News, analysis and personal reflections on the markets & the financial sector

Wednesday, July 9, 2008

1892: Showdown at Homestead steel plant


By the late nineteenth century, the workers at Andrew Carnegie's Homestead, PA plant had eked out a modicum of power. They won a key strike in 1889, and in the process became a potent unit of the Amalgamated Association of Iron and Steel Workers. Still, these victories hardly erased the harsh working conditions at the Homestead mills. Nor did they mean that the Carnegie Company was pleased with or readily recognized the union. 

Ever mindful of Amalgamated's potentially deleterious impact on his profit margins, Andrew Carnegie looked to erode the power of the union.

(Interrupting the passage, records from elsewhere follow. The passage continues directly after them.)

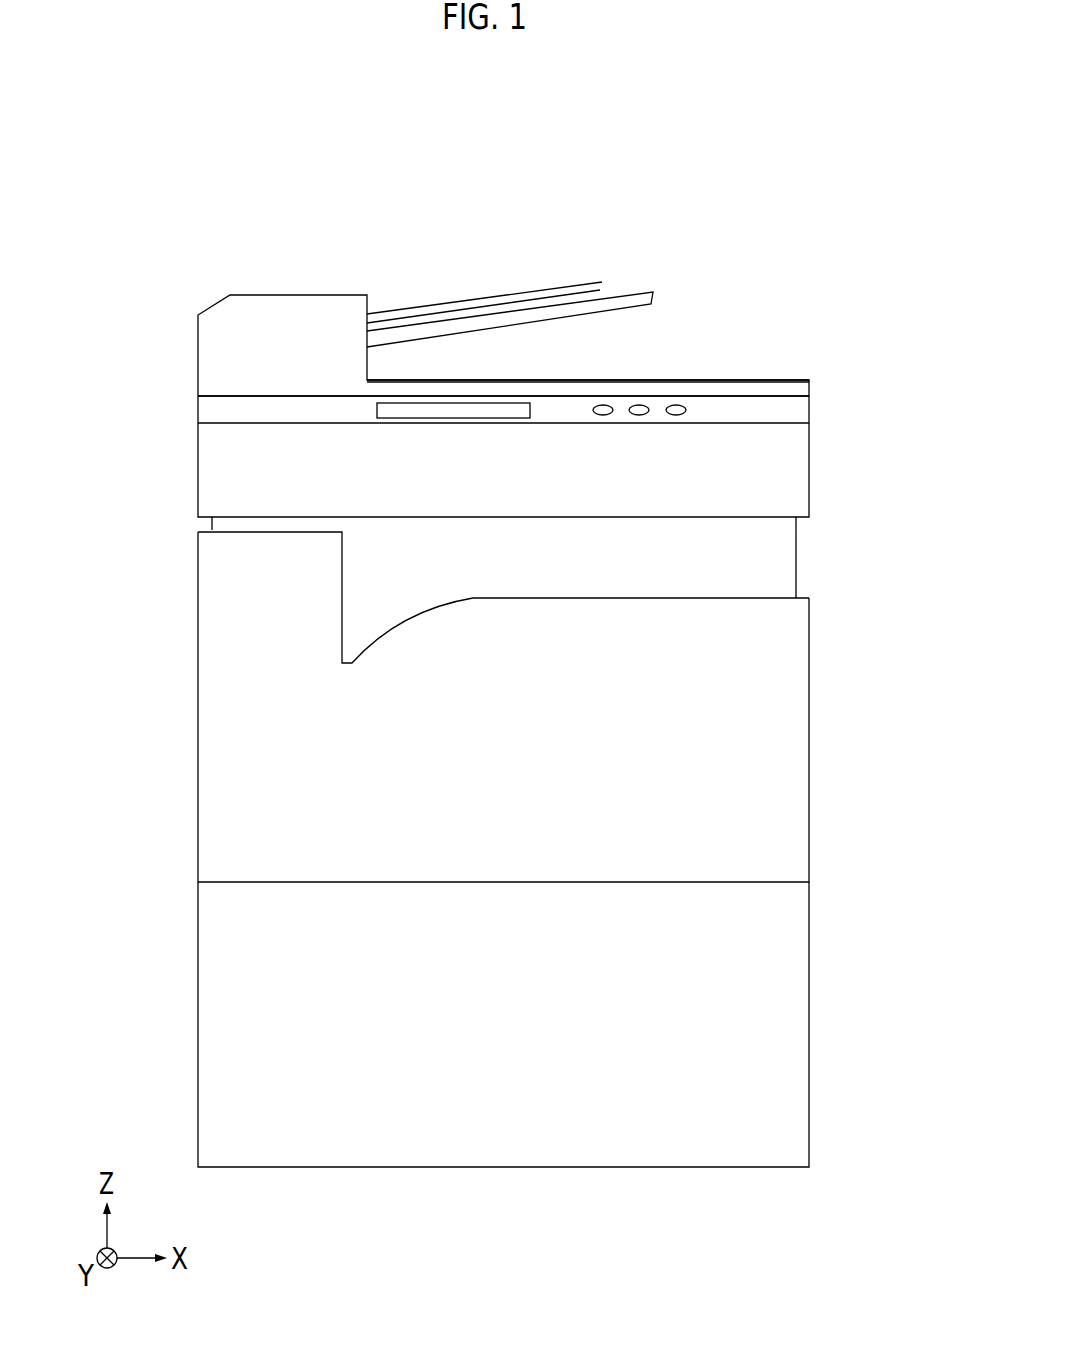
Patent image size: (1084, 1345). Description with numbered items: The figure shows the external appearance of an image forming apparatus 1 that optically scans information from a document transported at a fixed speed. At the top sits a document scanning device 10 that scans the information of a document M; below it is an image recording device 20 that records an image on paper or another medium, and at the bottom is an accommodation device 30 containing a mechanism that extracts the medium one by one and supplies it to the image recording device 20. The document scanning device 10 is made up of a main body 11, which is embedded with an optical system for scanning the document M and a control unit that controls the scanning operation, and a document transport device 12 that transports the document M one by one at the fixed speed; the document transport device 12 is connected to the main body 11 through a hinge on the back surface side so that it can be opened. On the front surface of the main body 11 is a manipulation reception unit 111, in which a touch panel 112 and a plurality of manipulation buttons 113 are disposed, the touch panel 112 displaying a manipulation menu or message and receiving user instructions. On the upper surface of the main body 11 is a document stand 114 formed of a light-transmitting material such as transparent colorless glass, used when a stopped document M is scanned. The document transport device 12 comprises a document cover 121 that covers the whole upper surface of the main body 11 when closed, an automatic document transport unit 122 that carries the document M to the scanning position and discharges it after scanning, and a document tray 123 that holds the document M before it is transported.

The image forming apparatus 1 is at (760, 162).
The document scanning device 10 is at (140, 330).
The main body 11 is at (192, 397).
The document transport device 12 is at (192, 295).
The manipulation reception unit 111 is at (810, 410).
The touch panel 112 is at (507, 403).
The manipulation buttons 113 is at (638, 392).
The document stand 114 is at (818, 392).
The document cover 121 is at (730, 388).
The automatic document transport unit 122 is at (280, 295).
The document tray 123 is at (629, 292).
The document M is at (463, 300).
The image recording device 20 is at (188, 616).
The accommodation device 30 is at (188, 926).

In 1892, the company made its move against Amalgamated, though not with Carnegie at the helm: the steel baron had departed for a vacation in Scotland, leaving the task of smashing the union in the hands of his partner, Henry Clay Frick

Frick took his mission all too seriously: after refusing to renew the company's contract with Amalgamated, he dug in for war, erecting a three-mile long steel wire fence around the plant. Frick also enlisted the aid of the Pinkerton Detective agency, which sent three hundred men to Homestead to ensure the plant's transition to non-union workers. 

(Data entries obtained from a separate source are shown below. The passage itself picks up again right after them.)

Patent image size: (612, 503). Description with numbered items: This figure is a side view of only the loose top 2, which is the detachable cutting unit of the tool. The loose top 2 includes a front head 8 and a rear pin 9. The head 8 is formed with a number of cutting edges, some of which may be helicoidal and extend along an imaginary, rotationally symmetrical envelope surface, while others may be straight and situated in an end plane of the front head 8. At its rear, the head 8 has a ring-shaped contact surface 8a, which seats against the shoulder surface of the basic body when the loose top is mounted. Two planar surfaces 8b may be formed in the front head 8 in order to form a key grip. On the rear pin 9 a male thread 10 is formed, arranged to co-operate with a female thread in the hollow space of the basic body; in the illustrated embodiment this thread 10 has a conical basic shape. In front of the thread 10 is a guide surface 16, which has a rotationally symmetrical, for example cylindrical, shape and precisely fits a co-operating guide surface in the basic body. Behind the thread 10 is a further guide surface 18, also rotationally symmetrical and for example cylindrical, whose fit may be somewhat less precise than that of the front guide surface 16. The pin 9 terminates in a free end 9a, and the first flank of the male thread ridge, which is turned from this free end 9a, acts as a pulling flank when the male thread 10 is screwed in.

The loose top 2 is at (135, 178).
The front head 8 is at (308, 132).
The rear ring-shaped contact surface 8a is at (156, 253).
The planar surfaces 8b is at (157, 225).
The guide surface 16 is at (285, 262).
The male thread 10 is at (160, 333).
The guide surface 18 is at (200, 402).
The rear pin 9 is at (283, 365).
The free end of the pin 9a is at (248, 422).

Seven strikers and three Pinkertons were eventually killed as Andrew Carnegie hires armed thugs to protect strikebreakers in an effort to smash the union.

Amalgamated's leaders responded in kind, lining up scores of workers, as well as a good chunk of the town, to wage battle against the plant. The showdown began in earnest on July 2, as Frick halted work at Homestead until the plant was staffed entirely by non-union workers. Three days later, the Homestead affair turned bloody, as the Pinkerton agents made their first appearance on the scene. Attempting to reach the plant via the Monongahela River, the agents were met by Amalgamated's forces; the two sides engaged in a long and vicious battle that left nine strikers and seven agents dead. Despite the losses, Amalgamated's motley army was able to turn back the detectives. Sensing that they were on the verge of disaster, officials for Carnegie enlisted the aid of the Pennsylvania Government. And, on this day in 1892, the state sent a band of 7000 troops to Homestead to "restore law and order." The militia effectively squelched Amalgamated's strike: the troops helped the Carnegie restaff its plant with non-union workers and by September, the Carnegie company had resumed production. Later that November, the union conceded defeat and called off its strike; Carnegie responded by summarily firing and even blacklisting the strikers.